Hay un perro que de tan sucio parece viejo, pero es joven y mueve la cola, lo llaman Diógenes, vive feliz en la plaza del Carmen, come lo que le dan, sigue a los pobres y los pobres lo siguen a él. Evita a los protectores de animales, él está en su reino, sin muchas necesidades.
Se equivocan los que piensan otra cosa, son necedades de gente loca, Diógenes sabe lo vanidosas que son las personas, ayudan para verse bien ante los demás, jamás es gratis su amistad. Los otros envidian la libertad del perro, por eso lo quieren apresar y darlo en adopción, la cárcel de una familia bien. Pero Diógenes es más listo y no lo han podido atrapar.

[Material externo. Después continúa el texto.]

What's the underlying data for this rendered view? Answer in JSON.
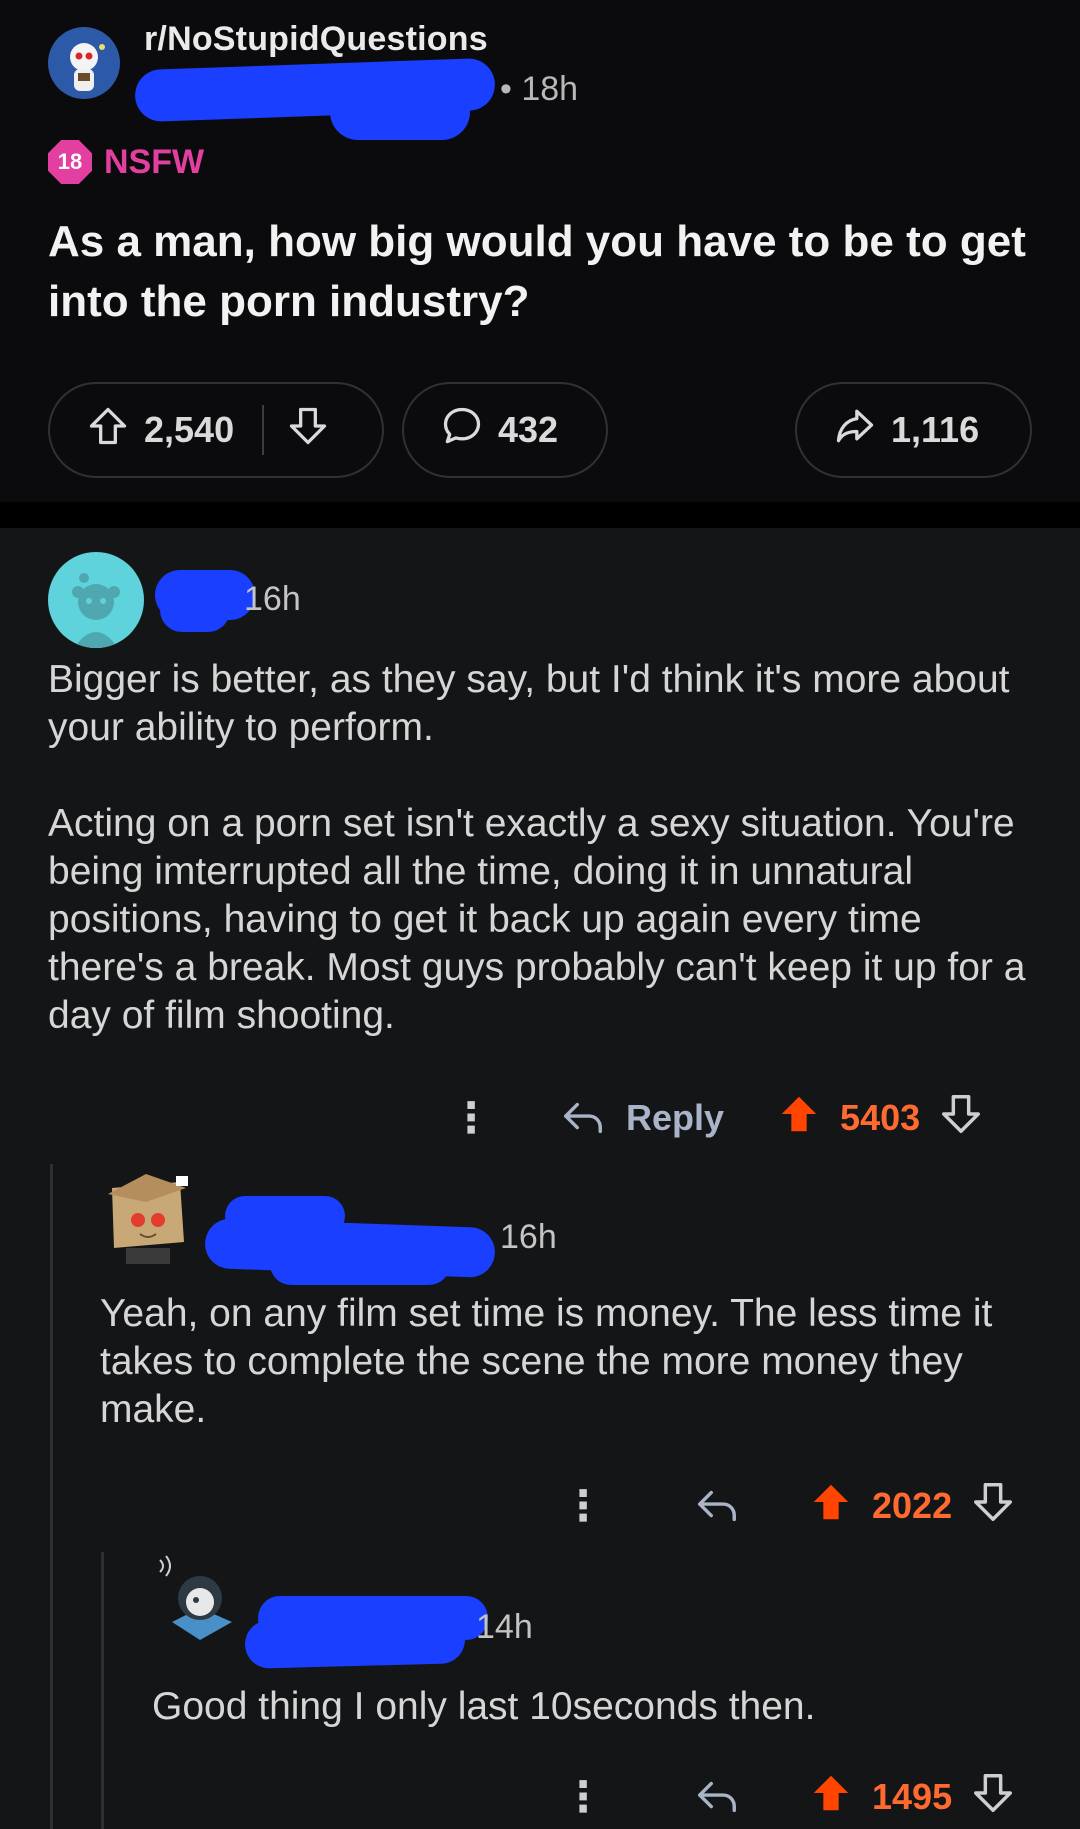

Son otros perros los que viven tristes. Trabajan día y noche, van en sus coches, intentando ser felices. Si al menos tuvieran la lástima pública de esta ciudad, como Diógenes, pero no, esta ciudad los ignora, lastimada por tantas bombas de indiferencia. Ah, perros que no son perros, a pesar de comer carne a diario no están contentos, como Diógenes, el perro, el verdadero.
Una señora vestida de negro que carga bolsas y lanza denuestos a los paseantes, le da comida a Diógenes casi todos los días, y cuando le entra el recuerdo, habla de su difunto esposo con el perrito, le cuenta de aquel tiempo hermoso, de los años en que aún vivía su marido, porque el perro le recuerdo al muerto. Ambos se hacen compañía.
Mueve la cola, ése sin raza, aparentemente no tiene dueño, lo único que tiene es un poco de sarna y mucho de sueño. Porque los perros sueñan. A Diógenes no le tocó psicoanalista, es más afortunado con la señora de las bolsas, la que dice groserías a los transeúntes.
En la misma plaza en que habita el perro y la señora de negro, todavía se encuentran magos y prostitutas. Diógenes les regala su amistad, ellos le dan una caricia distraída, el chiflido de los también solos pero contentos. Diógenes es rico, y ladra de felicidad cuando te ve pasar.